Look out for the hyacinths in the orchard as you enter the garden. They’re just passing their peak, so catch them quick.
The earliest tulip species to flower is Tulipa turkestanica. You’ll see this in large numbers in the lower garden where its cream flowers with black anthers shine out in shadier areas. This species tulip self-seeds, so tends to find its ‘happy place’ in the garden.
On the chalk cliff face you’ll see Tulipa saxatilis, a wild triploid hybrid from Greece. The pink flowers with a bright yellow base to the segments are an interesting mix of colour: pink and yellow are difficult colours to complement each other. It tends to send up its lustrous leaves in late winter, which would be damaged in a more cold-exposed garden than Highdown. The original bulbs were given to Sir Frederick by his friend, the great plantsman G. P. Baker from a collection he made in Crete and Greece.
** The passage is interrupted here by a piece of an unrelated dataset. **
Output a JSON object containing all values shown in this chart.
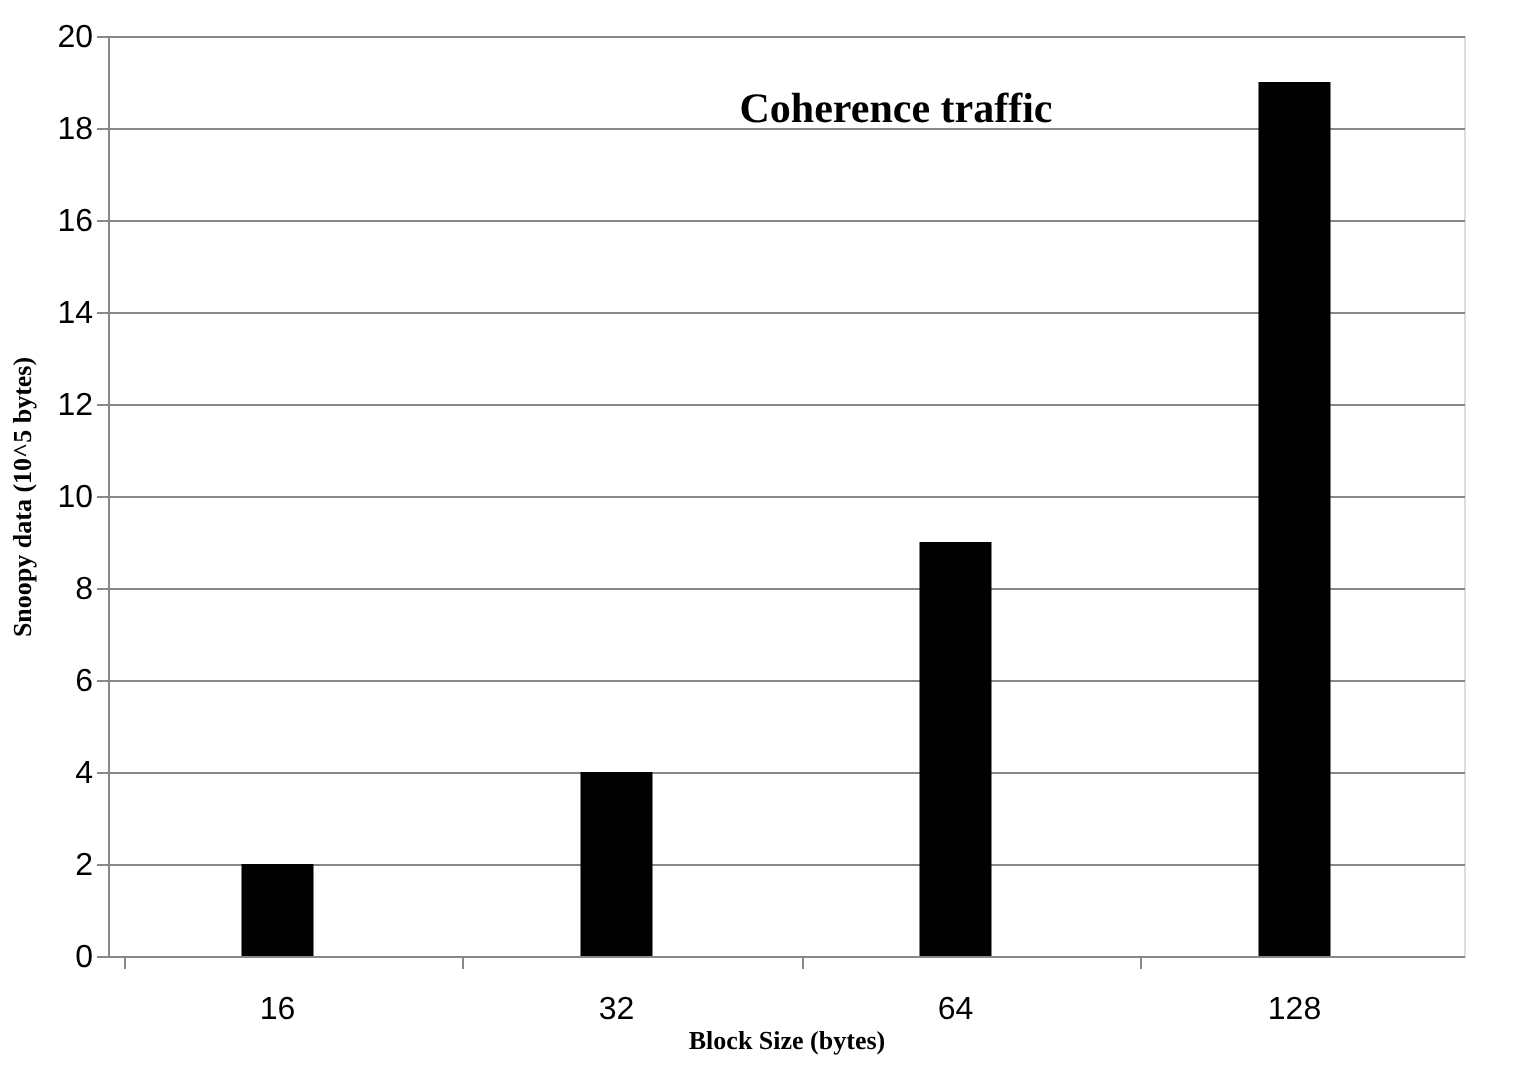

Opposite the chalk cliff and the nature pond, you may see some groupings of Tulipa humulis, quite a variable species, but here it’s a lovely cerise pink with a yellow centre.
A couple of other plants to look out for if you’re coming to the gardens: the first is a named cultivar of the common plant Honesty, Lunaria annua. I grew this cultivar for cut flowers in France, and the few plants at Highdown are grown from this seed. It’s Lunaria annua ‘Corfu Blue’, a shorter plant than the species, and one that is in flower from February. The tone of the flowers really shines out on dull days, much improved from the dull mauve of the species. You’ll see this plant by the greenhouse as you walk past.
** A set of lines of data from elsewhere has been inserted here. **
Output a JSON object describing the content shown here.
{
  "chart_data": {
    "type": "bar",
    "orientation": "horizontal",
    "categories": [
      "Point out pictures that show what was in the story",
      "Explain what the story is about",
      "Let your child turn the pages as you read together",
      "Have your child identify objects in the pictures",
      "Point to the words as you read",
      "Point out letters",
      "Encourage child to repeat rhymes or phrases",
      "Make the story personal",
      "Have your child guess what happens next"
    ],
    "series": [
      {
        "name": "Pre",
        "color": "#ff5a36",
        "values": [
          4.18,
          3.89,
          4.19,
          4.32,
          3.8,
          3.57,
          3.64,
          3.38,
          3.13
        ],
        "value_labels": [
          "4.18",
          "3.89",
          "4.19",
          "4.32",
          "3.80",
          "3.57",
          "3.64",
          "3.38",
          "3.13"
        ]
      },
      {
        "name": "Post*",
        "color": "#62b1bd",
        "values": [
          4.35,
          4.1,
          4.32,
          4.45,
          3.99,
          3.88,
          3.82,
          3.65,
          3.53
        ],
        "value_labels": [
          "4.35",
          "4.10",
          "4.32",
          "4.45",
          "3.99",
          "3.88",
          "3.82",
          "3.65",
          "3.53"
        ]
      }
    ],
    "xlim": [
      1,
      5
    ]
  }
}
Finally, one of the first group of shrubs to come into flower in spring are the viburnums. This species enjoys the chalky soil, especially those originating from China. One of the best, just coming into flower is Viburnum x burkwoodii, a cross between V. carlesii and V. utile. This evergreen shrub has clusters of very fragrant pink-budded white flowers. The scent is a strong, sweet, daphne-like fragrance, and one that drifts on the breeze. Last year, in the middle garden, I was constantly asked to identify the source of this beautiful sweet smell. Come and experience it for yourself!